L’université de Glasgow a même été plus loin puisqu’elle étudie les artefacts présents dans la collection Hunterian, comme le Celestus occiduus. Cela fait partie du projet « Curating Discomfort » (guérir la gêne), lancé il y a deux ans. Le projet endosse ouvertement les tristes vérités sur les objets du musée, pour la plupart volé par les colons, et essaie de faire comprendre au monde que « les musées perpétuent l’idéologie des suprémacistes blancs. Et l’Empire britannique s’est servi de ce genre d’idéologie pour justifier la colonisation à travers le monde. Les musées se sont ensuite développés en profitant des pays colonisés. Aujourd’hui encore, ils célèbrent et commémorent la colonisation. Les collections de musées sont un véritable acte politique enraciné dans le colonialisme. »
Tandis qu’Olivia Grange, ministre de la Culture de Jamaïque, a une nouvelle fois demandé compensation. Un rapport datant de juin 2023 estime la somme nécessaire à environ 18,6 trillions de livres sterling, soit 21,7 trillions d’euros.
Le gouvernement de Jamaïque fait tout son possible afin d’obtenir les réparations d’années d’esclavage.

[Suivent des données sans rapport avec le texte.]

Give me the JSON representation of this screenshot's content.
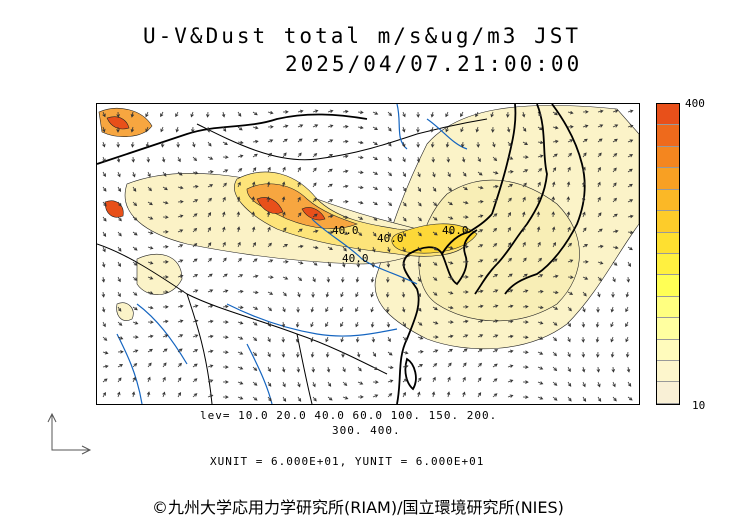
{
  "title": {
    "line1": "U-V&Dust total m/s&ug/m3 JST",
    "line2": "2025/04/07.21:00:00"
  },
  "colorbar": {
    "max_label": "400",
    "min_label": "10",
    "colors": [
      "#e8501a",
      "#ee6a1c",
      "#f4861f",
      "#f8a023",
      "#fbb826",
      "#fdcc2a",
      "#fee030",
      "#fff040",
      "#ffff55",
      "#ffff80",
      "#ffffa0",
      "#fffbbc",
      "#fdf6cc",
      "#f9f0d6"
    ]
  },
  "levels": {
    "line1": "lev= 10.0 20.0 40.0 60.0 100. 150. 200.",
    "line2": "300. 400."
  },
  "units": "XUNIT = 6.000E+01, YUNIT = 6.000E+01",
  "copyright": "©九州大学応用力学研究所(RIAM)/国立環境研究所(NIES)",
  "contour_labels": [
    "40.0",
    "40.0",
    "40.0",
    "40.0"
  ],
  "map": {
    "land_color": "#fcf6d8",
    "coast_color": "#000000",
    "river_color": "#1565c0",
    "arrow_color": "#333333"
  }
}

Olivia Grange, ministre de la Culture de Jamaïque, a déclaré que les populations africaines à travers le monde en subissent toujours les conséquences. #ReparationsNow https://t.co/3ZXfJuDcEI
— The Voice Newspaper (@TheVoiceNews) 19 avril 2024
Bien que la compensation monétaire soit un aspect critique des mouvements de réparation, le retour d’artefacts originaires des pays colonisés représente une véritable avancée dans le processus. Cela inclut évidemment le rapatriement du Celestus occiduus originaire des Caraïbes, une première dans la région.
Il y a cinq ans, la Jamaïque avait déjà demandé le retour d’autres objets : les artefacts taïnos. Bien que nous n’ayons aucune nouvelle de la demande, il est probable qu’elle soit en train d’être traitée.
Il reste également un espoir de retrouver des Celestus occiduus, tout comme avait été redécouvert le Cyclure terrestre de la Jamaïque dans les années 90, un autre reptile pensé éteint.